Even with John’s support, men’s apparel isn’t in the cards for LOHLA, although O’Hurley aspires to venture into girls’ clothes.

They say timing is everything. And while 2020 was an unlikely period to start a business, it turned out to be an ideal time for O’Hurley, whose charmed run in golf also once included a hole-in-one on a par 4.  

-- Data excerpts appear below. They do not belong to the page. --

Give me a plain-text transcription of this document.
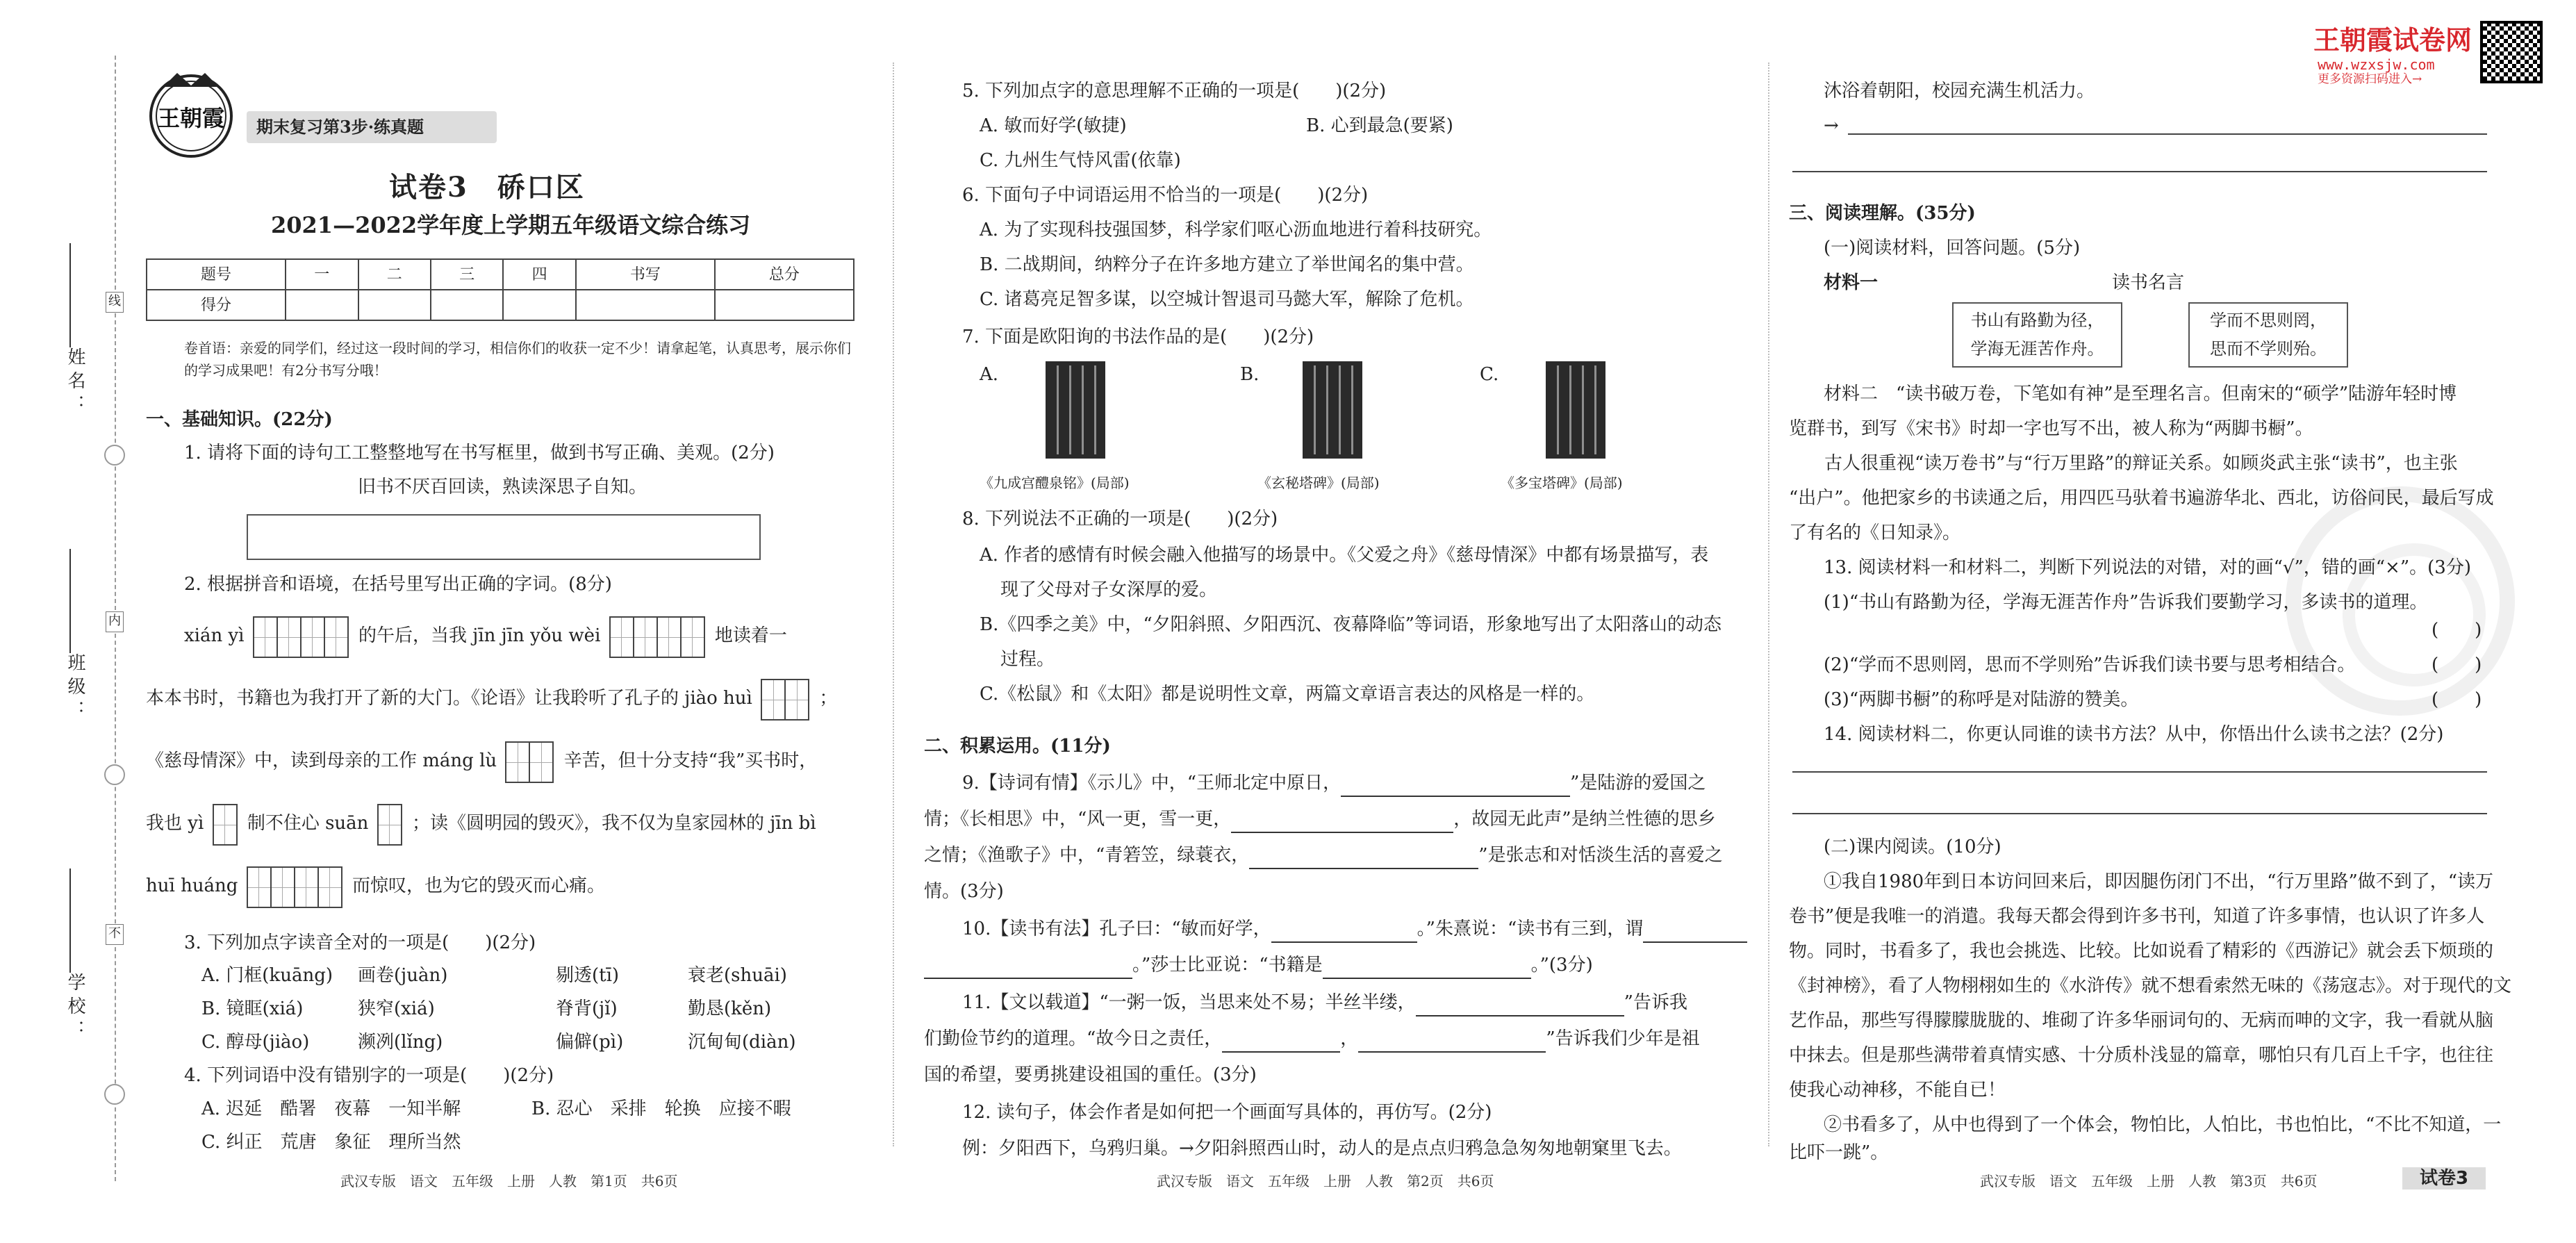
姓名：
班级：
学校：
线
内
不
王朝霞试卷网
www.wzxsjw.com
更多资源扫码进入→
王朝霞	期末复习第3步·练真题
试卷3　硚口区
2021—2022学年度上学期五年级语文综合练习
题号	一	二	三	四	书写	总分
得分						
卷首语：亲爱的同学们，经过这一段时间的学习，相信你们的收获一定不少！请拿起笔，认真思考，展示你们的学习成果吧！有2分书写分哦！
一、基础知识。(22分)
1. 请将下面的诗句工工整整地写在书写框里，做到书写正确、美观。(2分)
旧书不厌百回读，熟读深思子自知。
2. 根据拼音和语境，在括号里写出正确的字词。(8分)
xián yì	的午后，当我 jīn jīn yǒu wèi	地读着一
本本书时，书籍也为我打开了新的大门。《论语》让我聆听了孔子的 jiào huì	；
《慈母情深》中，读到母亲的工作 máng lù	辛苦，但十分支持“我”买书时，
我也 yì 制不住心 suān ；读《圆明园的毁灭》，我不仅为皇家园林的 jīn bì
huī huáng	而惊叹，也为它的毁灭而心痛。
3. 下列加点字读音全对的一项是(　　)(2分)
A. 门框(kuāng) 画卷(juàn)	剔透(tī)	衰老(shuāi)
B. 镜眶(xiá)	狭窄(xiá)	脊背(jǐ)	勤恳(kěn)
C. 醇母(jiào)	濒冽(lǐng)	偏僻(pì)	沉甸甸(diàn)
4. 下列词语中没有错别字的一项是(　　)(2分)
A. 迟延　酷署　夜幕　一知半解	B. 忍心　采排　轮换　应接不暇
C. 纠正　荒唐　象征　理所当然
武汉专版　语文　五年级　上册　人教　第1页　共6页
5. 下列加点字的意思理解不正确的一项是(　　)(2分)
A. 敏而好学(敏捷)	B. 心到最急(要紧)
C. 九州生气恃风雷(依靠)
6. 下面句子中词语运用不恰当的一项是(　　)(2分)
A. 为了实现科技强国梦，科学家们呕心沥血地进行着科技研究。
B. 二战期间，纳粹分子在许多地方建立了举世闻名的集中营。
C. 诸葛亮足智多谋，以空城计智退司马懿大军，解除了危机。
7. 下面是欧阳询的书法作品的是(　　)(2分)
A.
《九成宫醴泉铭》(局部)
B.
《玄秘塔碑》(局部)
C.
《多宝塔碑》(局部)
8. 下列说法不正确的一项是(　　)(2分)
A. 作者的感情有时候会融入他描写的场景中。《父爱之舟》《慈母情深》中都有场景描写，表
现了父母对子女深厚的爱。
B.《四季之美》中，“夕阳斜照、夕阳西沉、夜幕降临”等词语，形象地写出了太阳落山的动态
过程。
C.《松鼠》和《太阳》都是说明性文章，两篇文章语言表达的风格是一样的。
二、积累运用。(11分)
9.【诗词有情】《示儿》中，“王师北定中原日，	”是陆游的爱国之
情；《长相思》中，“风一更，雪一更，	，故园无此声”是纳兰性德的思乡
之情；《渔歌子》中，“青箬笠，绿蓑衣，	”是张志和对恬淡生活的喜爱之
情。(3分)
10.【读书有法】孔子曰：“敏而好学，	。”朱熹说：“读书有三到，谓
。”莎士比亚说：“书籍是	。”(3分)
11.【文以载道】“一粥一饭，当思来处不易；半丝半缕，	”告诉我
们勤俭节约的道理。“故今日之责任，	，	”告诉我们少年是祖
国的希望，要勇挑建设祖国的重任。(3分)
12. 读句子，体会作者是如何把一个画面写具体的，再仿写。(2分)
例：夕阳西下，乌鸦归巢。→夕阳斜照西山时，动人的是点点归鸦急急匆匆地朝窠里飞去。
武汉专版　语文　五年级　上册　人教　第2页　共6页
沐浴着朝阳，校园充满生机活力。
→
三、阅读理解。(35分)
(一)阅读材料，回答问题。(5分)
材料一	读书名言
书山有路勤为径，
学海无涯苦作舟。
学而不思则罔，
思而不学则殆。
材料二　“读书破万卷，下笔如有神”是至理名言。但南宋的“硕学”陆游年轻时博
览群书，到写《宋书》时却一字也写不出，被人称为“两脚书橱”。
　古人很重视“读万卷书”与“行万里路”的辩证关系。如顾炎武主张“读书”，也主张
“出户”。他把家乡的书读通之后，用四匹马驮着书遍游华北、西北，访俗问民，最后写成
了有名的《日知录》。
13. 阅读材料一和材料二，判断下列说法的对错，对的画“√”，错的画“×”。(3分)
(1)“书山有路勤为径，学海无涯苦作舟”告诉我们要勤学习，多读书的道理。
(　　)
(2)“学而不思则罔，思而不学则殆”告诉我们读书要与思考相结合。	(　　)
(3)“两脚书橱”的称呼是对陆游的赞美。	(　　)
14. 阅读材料二，你更认同谁的读书方法？从中，你悟出什么读书之法？(2分)
(二)课内阅读。(10分)
①我自1980年到日本访问回来后，即因腿伤闭门不出，“行万里路”做不到了，“读万
卷书”便是我唯一的消遣。我每天都会得到许多书刊，知道了许多事情，也认识了许多人
物。同时，书看多了，我也会挑选、比较。比如说看了精彩的《西游记》就会丢下烦琐的
《封神榜》，看了人物栩栩如生的《水浒传》就不想看索然无味的《荡寇志》。对于现代的文
艺作品，那些写得朦朦胧胧的、堆砌了许多华丽词句的、无病而呻的文字，我一看就从脑
中抹去。但是那些满带着真情实感、十分质朴浅显的篇章，哪怕只有几百上千字，也往往
使我心动神移，不能自已！
②书看多了，从中也得到了一个体会，物怕比，人怕比，书也怕比，“不比不知道，一
比吓一跳”。
武汉专版　语文　五年级　上册　人教　第3页　共6页	试卷3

“I couldn’t have done it without the designer, the customers in place, the sales team in place,” said O’Hurley. “As horrible as the pandemic was, it gave me a little time to work on it. I was working sun-up to sun-down in the preparation of this — how we were going to do this and how we were going to get investors. I needed that time to prep. And I wouldn’t have noticed the need for it without the pandemic. It helped that I was also dealing with an industry that was marked safe. People were shopping at their country club and members want to support that club. So, talk about lucking out in terms of where your customers are.”

In years to come, some of them may even look back and recall the “Very Pants” they bought during the pandemic.